In a reaction, `Cr_(2)O_(7)^(2-)` is reduced to `Cr^(3+)`. What is concentration of `0.1M K_(2)Cr_(2)O_(7)` in equivalent per litre?
`Cr_(2)O_(7)^(2-)+14H^(+)+6erarr2Cr^(3+)+7H_(2)O`

To solve the problem, we need to determine the concentration of `0.1 M K2Cr2O7` in equivalents per liter. The relevant half-reaction provided is: \[ \text{Cr}_2\text{O}_7^{2-} + 14 \text{H}^+ + 6 \text{e}^- \rightarrow 2 \text{Cr}^{3+} + 7 \text{H}_2\text{O} \] ### Step-by-Step Solution: 1. **Identify the Molarity of the Solution**: The concentration of the potassium dichromate solution is given as `0.1 M`. 2. **Calculate the Number of Moles**: Since the volume of the solution is 1 liter, we can calculate the number of moles of `K2Cr2O7`: \[ \text{Number of moles} = \text{Molarity} \times \text{Volume} = 0.1 \, \text{mol/L} \times 1 \, \text{L} = 0.1 \, \text{mol} \] 3. **Determine the n-factor**: The n-factor is defined as the number of electrons transferred in the reaction.

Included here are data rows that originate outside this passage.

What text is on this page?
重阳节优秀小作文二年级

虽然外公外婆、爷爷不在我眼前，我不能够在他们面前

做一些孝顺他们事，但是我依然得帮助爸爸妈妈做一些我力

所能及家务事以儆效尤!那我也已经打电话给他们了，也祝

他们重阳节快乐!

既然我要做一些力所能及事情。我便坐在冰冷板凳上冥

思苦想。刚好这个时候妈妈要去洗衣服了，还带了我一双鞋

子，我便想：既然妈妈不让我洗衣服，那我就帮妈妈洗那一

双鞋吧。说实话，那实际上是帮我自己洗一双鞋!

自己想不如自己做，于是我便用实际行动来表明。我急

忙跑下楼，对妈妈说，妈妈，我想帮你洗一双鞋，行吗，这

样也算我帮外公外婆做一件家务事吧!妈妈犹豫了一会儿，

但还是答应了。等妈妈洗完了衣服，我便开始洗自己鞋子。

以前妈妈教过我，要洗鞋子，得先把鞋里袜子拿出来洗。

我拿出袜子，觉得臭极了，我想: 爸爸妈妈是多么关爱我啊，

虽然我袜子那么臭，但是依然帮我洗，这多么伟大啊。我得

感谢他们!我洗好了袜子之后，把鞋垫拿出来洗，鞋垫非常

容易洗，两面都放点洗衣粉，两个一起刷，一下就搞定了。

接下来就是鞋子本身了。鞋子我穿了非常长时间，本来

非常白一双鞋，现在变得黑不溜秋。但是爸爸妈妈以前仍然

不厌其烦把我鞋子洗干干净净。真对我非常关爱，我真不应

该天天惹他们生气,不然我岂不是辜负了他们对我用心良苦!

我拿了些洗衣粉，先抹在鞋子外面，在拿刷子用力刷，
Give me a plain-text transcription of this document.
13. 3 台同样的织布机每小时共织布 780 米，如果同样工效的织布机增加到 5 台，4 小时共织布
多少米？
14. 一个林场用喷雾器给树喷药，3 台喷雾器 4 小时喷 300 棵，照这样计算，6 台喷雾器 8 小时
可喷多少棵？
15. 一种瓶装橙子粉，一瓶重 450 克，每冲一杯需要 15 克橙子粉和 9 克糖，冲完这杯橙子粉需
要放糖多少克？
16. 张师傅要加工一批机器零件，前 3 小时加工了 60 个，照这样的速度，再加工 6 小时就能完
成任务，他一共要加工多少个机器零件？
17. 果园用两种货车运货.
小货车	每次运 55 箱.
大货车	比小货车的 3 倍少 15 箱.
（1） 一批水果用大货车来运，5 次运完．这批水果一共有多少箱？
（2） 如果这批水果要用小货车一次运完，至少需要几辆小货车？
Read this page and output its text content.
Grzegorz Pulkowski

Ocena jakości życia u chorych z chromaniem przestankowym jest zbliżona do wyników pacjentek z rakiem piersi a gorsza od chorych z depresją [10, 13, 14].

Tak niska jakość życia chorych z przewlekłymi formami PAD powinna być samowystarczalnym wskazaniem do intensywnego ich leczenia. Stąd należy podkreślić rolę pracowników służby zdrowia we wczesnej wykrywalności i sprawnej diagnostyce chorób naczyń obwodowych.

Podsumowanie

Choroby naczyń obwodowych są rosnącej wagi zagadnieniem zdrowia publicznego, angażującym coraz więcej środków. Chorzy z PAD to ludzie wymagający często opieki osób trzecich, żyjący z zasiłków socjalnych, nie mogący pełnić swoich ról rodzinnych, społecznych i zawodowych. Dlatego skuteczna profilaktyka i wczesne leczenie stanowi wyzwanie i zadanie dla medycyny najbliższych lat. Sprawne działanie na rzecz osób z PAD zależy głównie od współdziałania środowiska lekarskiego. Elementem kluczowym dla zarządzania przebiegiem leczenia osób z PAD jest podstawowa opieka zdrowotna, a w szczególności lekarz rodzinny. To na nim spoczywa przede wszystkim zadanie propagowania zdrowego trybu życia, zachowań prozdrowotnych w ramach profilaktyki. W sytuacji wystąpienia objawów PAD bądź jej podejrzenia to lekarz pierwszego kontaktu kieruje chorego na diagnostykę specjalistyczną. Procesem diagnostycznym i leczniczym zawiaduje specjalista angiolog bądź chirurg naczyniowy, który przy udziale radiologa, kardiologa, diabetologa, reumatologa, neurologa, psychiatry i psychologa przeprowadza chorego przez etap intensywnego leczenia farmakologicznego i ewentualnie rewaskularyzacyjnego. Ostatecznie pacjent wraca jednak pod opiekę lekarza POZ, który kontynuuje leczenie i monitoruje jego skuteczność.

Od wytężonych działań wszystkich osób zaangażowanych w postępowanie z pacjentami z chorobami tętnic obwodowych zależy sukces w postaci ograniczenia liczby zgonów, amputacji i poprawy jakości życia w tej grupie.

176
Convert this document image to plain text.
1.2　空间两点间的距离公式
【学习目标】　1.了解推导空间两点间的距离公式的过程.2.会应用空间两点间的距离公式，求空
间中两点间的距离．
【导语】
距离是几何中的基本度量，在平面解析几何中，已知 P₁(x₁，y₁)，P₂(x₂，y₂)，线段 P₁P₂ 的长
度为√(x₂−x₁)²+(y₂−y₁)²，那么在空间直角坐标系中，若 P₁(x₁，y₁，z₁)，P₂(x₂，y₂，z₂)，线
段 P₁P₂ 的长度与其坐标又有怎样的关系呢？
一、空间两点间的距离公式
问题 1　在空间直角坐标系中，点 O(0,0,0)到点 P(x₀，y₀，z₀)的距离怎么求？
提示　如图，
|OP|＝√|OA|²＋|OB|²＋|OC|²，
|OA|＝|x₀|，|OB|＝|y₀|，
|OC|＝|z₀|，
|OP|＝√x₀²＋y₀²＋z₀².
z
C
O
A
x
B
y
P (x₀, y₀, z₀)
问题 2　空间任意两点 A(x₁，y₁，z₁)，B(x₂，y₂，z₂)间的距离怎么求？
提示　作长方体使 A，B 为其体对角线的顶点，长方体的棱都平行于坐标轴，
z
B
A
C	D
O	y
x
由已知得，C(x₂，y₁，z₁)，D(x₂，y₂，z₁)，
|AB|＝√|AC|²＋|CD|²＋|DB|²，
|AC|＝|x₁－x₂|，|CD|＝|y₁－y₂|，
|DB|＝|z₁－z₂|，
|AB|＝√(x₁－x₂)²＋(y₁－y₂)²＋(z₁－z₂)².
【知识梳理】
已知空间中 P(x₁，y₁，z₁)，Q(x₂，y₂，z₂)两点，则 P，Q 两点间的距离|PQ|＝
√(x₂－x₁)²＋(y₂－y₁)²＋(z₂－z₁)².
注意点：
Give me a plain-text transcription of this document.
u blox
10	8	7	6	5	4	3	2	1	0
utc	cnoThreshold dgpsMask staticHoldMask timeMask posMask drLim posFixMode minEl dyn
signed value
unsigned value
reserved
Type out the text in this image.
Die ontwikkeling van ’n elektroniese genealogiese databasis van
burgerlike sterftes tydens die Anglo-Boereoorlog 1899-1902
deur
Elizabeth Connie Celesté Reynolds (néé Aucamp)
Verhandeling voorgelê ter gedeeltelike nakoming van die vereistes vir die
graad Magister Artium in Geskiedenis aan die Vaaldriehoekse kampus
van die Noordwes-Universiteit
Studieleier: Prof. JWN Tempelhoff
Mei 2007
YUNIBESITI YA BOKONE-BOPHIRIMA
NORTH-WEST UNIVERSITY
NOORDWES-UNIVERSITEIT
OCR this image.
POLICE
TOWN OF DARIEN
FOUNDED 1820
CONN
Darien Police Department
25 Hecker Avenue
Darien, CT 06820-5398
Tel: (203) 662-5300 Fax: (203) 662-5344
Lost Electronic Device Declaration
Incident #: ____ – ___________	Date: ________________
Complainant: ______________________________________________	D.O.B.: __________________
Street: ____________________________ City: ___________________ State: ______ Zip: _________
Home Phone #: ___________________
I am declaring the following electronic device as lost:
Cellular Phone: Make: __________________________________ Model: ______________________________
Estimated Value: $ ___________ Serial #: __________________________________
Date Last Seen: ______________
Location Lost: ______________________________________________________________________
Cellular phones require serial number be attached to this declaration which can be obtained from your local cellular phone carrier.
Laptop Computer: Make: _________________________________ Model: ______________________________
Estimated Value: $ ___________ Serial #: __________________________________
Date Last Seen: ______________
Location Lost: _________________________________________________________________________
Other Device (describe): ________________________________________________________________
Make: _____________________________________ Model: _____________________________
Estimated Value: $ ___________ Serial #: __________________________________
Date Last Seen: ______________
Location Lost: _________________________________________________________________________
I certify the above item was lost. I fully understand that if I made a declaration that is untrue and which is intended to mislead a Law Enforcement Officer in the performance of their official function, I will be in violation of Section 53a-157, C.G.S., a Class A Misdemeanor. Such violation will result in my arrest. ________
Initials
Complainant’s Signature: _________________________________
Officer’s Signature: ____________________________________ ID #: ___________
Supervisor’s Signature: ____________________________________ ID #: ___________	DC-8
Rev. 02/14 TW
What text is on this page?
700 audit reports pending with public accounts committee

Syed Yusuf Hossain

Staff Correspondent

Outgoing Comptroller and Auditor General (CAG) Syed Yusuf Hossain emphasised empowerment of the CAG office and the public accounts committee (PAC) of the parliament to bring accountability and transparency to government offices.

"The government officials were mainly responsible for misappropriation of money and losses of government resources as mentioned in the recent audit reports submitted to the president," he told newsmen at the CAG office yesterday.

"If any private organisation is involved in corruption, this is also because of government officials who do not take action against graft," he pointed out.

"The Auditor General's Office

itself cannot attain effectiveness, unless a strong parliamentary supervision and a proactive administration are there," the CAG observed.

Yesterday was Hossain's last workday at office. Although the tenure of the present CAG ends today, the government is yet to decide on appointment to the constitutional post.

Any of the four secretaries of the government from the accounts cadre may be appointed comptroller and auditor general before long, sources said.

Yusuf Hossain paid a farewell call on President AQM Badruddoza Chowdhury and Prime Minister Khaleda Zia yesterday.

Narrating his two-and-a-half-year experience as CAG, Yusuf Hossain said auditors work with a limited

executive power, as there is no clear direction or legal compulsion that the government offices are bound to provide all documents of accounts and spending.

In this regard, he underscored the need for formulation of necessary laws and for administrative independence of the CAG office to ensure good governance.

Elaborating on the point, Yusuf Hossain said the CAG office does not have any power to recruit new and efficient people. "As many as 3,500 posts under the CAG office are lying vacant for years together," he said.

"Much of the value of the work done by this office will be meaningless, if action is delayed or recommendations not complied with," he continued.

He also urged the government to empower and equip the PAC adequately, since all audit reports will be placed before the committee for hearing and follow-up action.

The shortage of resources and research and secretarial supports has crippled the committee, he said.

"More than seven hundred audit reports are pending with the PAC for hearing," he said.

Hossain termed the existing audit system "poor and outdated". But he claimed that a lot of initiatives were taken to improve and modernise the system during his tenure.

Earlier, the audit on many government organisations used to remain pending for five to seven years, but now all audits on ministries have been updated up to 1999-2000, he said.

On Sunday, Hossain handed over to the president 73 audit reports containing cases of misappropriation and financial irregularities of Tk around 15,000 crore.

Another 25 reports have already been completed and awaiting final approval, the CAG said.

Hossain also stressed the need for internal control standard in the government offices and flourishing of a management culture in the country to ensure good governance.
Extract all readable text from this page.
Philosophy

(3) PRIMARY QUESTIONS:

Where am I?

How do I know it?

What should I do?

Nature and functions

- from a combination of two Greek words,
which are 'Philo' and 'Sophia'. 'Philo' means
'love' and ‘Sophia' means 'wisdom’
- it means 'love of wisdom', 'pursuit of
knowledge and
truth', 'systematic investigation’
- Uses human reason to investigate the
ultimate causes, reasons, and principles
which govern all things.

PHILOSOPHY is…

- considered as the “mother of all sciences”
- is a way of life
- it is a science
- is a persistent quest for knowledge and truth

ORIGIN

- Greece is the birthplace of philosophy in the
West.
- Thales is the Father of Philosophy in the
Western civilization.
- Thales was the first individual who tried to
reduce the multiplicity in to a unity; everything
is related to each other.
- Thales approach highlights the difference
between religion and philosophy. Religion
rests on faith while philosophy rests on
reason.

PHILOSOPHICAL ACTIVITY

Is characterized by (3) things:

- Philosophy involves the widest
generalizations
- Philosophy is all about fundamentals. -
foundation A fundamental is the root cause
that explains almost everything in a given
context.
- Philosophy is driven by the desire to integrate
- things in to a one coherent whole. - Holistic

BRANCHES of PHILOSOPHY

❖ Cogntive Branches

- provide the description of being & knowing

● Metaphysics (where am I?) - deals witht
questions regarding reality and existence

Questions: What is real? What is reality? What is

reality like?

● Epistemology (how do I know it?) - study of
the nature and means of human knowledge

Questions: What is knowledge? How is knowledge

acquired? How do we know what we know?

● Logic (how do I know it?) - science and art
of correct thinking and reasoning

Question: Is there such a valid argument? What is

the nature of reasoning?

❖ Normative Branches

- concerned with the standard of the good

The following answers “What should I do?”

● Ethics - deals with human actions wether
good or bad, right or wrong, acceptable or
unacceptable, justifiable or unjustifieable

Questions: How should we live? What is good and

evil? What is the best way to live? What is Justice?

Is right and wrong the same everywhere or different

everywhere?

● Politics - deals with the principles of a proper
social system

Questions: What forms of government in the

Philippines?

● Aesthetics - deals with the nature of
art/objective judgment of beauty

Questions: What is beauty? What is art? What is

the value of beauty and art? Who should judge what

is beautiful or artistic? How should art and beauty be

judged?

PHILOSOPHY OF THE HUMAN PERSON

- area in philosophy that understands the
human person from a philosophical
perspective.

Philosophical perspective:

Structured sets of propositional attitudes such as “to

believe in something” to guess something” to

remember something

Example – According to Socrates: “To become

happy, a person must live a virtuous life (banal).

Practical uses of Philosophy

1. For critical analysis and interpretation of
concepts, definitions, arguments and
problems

From the half-reaction, we see that `6 electrons` are involved in the reduction of `Cr2O7^{2-}` to `Cr^{3+}`. Therefore, the n-factor is: \[ n = 6 \] 4. **Calculate Normality**: Normality (N) is calculated using the formula: \[ \text{Normality} = \text{Molarity} \times n \] Substituting the values we have: \[ \text{Normality} = 0.1 \, \text{M} \times 6 = 0.6 \, \text{N} \] 5. **Conclude the Concentration in Equivalents per Liter**: Since normality is equivalent to the concentration in equivalents per liter, we conclude that: \[ \text{Concentration in equivalents per liter} = 0.6 \, \text{eq/L} \] ### Final Answer: The concentration of `0.1 M K2Cr2O7` in equivalents per liter is **0.6 eq/L**.